There are a number of advantages that IBKR have over other brokerages, namely that they have a large variety of investment options and the lowest trading commissions. There is a danger for most investors of having too many options though, as they often will trade too much and ultimately lose money by buying high and selling low. A lot of top investors will tell you that the best money is made in the waiting. By this I mean that you don't often make money by buying and selling, but by letting the gains compound upon themselves. This is why a lot of people nowadays simply buy index funds and sit on them throughout the booms and busts. The problem with this though, is the timing risk. If you brought the S&P 500 in early 2000 or 2008, you would have been sitting on a losing position for a number of years.
Aside from 2022, which saw a 27.5% top-to-bottom market decline, we haven't been through a significant bear market for a while. In 2008, the US market declined 55%; in 1987 the NZ Market declined 60%. I'm talking about the sort of declines that take many years to recover from. Today's investing generation is overly weighted to risky assets like high-growth equities, myself included. A number of years ago I read the Tony Robbins book, Money; Master the Game. In that book he interviewed billionaire investor Ray Dalio. He asked him how be would design a portfolio that protects you in downturns, while also doing well in good times. Mr. Dalio said that he had already done so and had allocated all of his family's assets to this strategy. He points out that the economy has four different periods: inflationary, deflationary, economic expansion and economic contraction. What you need is assets that can do well in each economic period. He named this portfolio, The All Weather.
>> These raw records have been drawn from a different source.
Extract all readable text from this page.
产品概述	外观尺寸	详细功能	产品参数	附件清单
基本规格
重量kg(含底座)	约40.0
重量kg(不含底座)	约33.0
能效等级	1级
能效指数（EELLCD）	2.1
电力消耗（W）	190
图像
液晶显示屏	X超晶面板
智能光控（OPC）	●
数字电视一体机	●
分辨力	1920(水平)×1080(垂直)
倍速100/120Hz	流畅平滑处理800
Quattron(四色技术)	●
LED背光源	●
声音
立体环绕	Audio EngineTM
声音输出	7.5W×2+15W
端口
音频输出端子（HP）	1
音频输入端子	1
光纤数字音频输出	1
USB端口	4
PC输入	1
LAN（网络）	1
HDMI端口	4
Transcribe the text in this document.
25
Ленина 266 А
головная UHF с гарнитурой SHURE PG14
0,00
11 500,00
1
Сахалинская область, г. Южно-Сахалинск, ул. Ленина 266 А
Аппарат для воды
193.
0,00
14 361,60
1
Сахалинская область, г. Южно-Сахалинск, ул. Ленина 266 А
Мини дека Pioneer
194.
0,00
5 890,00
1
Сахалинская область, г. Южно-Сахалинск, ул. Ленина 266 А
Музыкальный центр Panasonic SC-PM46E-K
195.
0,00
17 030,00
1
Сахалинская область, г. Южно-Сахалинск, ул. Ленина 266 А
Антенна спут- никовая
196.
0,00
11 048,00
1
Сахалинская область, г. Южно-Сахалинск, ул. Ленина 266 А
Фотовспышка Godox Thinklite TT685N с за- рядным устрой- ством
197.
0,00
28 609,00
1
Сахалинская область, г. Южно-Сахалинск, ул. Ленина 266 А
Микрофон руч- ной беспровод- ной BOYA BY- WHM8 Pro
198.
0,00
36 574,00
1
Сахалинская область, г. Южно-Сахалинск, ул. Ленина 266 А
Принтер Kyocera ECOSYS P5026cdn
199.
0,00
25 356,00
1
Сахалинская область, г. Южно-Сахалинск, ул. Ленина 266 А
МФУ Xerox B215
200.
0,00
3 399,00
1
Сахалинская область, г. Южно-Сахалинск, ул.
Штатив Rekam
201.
It is made up of 55% bonds, 40% long-term and 15% intermediate-term. It has 30% equities, 7.5% gold and 7.5% broad commodities. The assets are weighted according to risk, with commodities being the riskiest, and long-term bonds being the least risky. How this weighting helps the portfolio is shown by its reduced risk of severe drawdowns. In 2008, while the S&P 500 fell 55%, the All Weather portfolio only fell 17%. Over the last 50 years, this portfolio has produced annualised gains of 9.5% after tax. Importantly, distributions on Treasury backed securities are not taxed for non-US citizens. For context, implementing this portfolio strategy will result in a doubling of your returns in 7 years and 8 months.
The way I can get the benefits from IBKR (lots of options), while minimising the possible downsides (too much trading) is to implement the All Weather portfolio strategy. I'm not going to put all my money into it, as my portfolio as it is currently structured is operating well. And I appreciate that I have stock certificates in my name for the majority of my shareholdings. But I have a Term Deposit maturing in December and I will be using my new IBKR account to create this portfolio. The way I can do so is to put 40% into the iShares 20+ year Treasury Bond ETF (TLT), 30% into the Vanguard Total Stock Market ETF (VTI), 15% into the iShares 7–10 year Treasury Bond ETF (IEF), 7.5% into the gold shares ETF (GLD) and 7.5% into the commodity index tracking fund (DBC). With no other broker that I use, would I have access to all these different funds. This is a passive portfolio strategy, where I can let the gains compound upon themselves. I can rest easy in the knowledge that this strategy has been back tested and will perform well in good times and hold up in the bad times. So, when the downturn comes, and it will, having this portfolio set up in my IBKR account will give me some peace of mind.